The first step involves the court looking at whether you and your common-law partner have what is called a “joint family venture” together, meaning one where each of you contributed or worked towards a broader family goal.
To illustrate, let’s say you and your partner established a successful business while you were living together, but it was only made possible because you took on the childcare or household duties that allowed your partner to work long hours. Even though you do not have a legal ownership interest in the business, you may be able to ask the court to compensate you for being unable to work and earn income. The Court can do this by either making a court Order that divides the asset more fairly, or else by awarding you money for your efforts.
To prove that a “joint family venture” existed, you must show:
- Mutual effort. Did you and your partner exert mutual efforts and work collaboratively towards common goals? Did you see your relationship as being equivalent to marriage?
- Intertwined economic interest. Were your economic interests intertwined, or were you economically independent? Did you pool your resources and make joint investments?
- Did you both intend to participate in a joint family venture? Did you identify yourselves as common-law partners, for example on your income tax returns?
- To what extent was family a priority to each of you, in your decision-making? Did you both make joint decisions, such as changing jobs or moving, for the sake of the family?

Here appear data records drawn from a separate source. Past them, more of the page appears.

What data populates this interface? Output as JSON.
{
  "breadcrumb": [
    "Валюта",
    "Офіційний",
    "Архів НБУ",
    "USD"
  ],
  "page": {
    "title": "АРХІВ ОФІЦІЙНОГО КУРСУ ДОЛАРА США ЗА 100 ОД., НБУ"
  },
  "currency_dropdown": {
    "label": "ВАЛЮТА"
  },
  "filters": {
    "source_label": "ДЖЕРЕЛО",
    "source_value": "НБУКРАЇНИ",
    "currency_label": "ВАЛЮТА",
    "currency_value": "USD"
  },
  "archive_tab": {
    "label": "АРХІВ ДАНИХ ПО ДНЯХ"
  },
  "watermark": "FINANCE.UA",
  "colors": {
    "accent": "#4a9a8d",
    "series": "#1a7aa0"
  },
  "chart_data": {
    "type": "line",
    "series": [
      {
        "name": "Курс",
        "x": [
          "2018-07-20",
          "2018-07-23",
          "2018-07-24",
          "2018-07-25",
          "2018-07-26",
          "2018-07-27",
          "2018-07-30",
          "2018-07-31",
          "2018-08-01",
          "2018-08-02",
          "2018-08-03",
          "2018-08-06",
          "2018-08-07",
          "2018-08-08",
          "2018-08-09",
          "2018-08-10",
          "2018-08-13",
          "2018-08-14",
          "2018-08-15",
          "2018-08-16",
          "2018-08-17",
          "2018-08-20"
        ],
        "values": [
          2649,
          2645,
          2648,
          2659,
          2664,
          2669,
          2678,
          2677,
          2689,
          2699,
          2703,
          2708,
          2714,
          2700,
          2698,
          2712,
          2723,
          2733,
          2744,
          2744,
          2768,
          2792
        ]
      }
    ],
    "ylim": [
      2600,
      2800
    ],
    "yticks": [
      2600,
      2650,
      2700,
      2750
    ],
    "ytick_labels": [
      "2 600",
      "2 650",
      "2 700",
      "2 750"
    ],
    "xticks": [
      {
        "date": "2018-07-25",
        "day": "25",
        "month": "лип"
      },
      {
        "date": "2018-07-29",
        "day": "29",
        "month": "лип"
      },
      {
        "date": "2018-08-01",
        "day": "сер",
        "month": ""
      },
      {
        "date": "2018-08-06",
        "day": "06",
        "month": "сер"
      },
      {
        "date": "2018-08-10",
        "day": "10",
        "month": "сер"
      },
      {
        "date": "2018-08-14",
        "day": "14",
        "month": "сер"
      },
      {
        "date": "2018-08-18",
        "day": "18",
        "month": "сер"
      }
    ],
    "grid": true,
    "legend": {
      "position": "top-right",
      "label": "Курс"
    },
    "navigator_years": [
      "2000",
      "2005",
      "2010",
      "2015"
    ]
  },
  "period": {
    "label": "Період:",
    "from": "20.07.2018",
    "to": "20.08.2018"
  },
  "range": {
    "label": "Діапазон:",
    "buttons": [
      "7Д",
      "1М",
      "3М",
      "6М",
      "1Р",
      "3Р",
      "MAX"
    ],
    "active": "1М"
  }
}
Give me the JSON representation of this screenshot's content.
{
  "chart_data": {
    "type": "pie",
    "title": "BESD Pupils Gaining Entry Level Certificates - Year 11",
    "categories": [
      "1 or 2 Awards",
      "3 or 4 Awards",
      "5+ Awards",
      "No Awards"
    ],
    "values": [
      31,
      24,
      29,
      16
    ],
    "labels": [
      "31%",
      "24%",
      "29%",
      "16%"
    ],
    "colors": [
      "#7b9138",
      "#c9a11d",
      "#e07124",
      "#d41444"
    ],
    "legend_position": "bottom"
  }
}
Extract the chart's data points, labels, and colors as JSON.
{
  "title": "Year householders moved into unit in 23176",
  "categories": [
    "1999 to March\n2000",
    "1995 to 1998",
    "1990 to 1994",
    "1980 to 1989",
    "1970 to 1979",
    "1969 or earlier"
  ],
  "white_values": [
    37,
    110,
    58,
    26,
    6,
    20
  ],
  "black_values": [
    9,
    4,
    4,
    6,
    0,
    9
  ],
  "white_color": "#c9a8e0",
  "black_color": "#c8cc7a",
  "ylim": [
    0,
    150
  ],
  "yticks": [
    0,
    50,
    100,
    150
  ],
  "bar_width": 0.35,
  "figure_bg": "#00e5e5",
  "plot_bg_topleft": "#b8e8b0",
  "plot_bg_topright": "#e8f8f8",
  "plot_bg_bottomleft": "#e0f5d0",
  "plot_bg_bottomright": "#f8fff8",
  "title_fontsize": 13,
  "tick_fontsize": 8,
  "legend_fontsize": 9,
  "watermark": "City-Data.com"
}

Identifying that the business was joint family venture is only the first step. The second one is to satisfy the Court that there was “unjust enrichment” that served to benefit your common-law partner, while operating to your own detriment. You must prove:
- You and your partner were in a “joint family venture” in connection with the business,
- Your contribution to that venture enriched your partner,
- Your contribution gave rise to you suffering a corresponding deprivation,
- There is no legal reason to enrich your spouse (e.g. there is no contract, inheritance or gift that gave rise to the enrichment), and
- Without a court order, your partner would otherwise keep a disproportionate share of the joint family venture’s profits.
If all of those elements have been proven, then the Court may see fit to award you monetary damages, either on a fee-for-service basis, or else by first putting a dollar-value on the joint family venture. Or, if damages are insufficient, the Court may declare that the joint family venture is impressed with what is called a “constructive trust” in your favour.
Generally speaking, the longer your common-law relationship, the more likely you may be able to succeed in establishing a constructive trust; however, this is always decided on a case-by-case basis.
3. The Bottom Line
If you are in a common-law relationship and decide to separate, your legal rights are context-specific, and much less straightforward than if you and your partner were formally married. If you find yourself in this situation, this makes it all the more important for you to get good legal advice.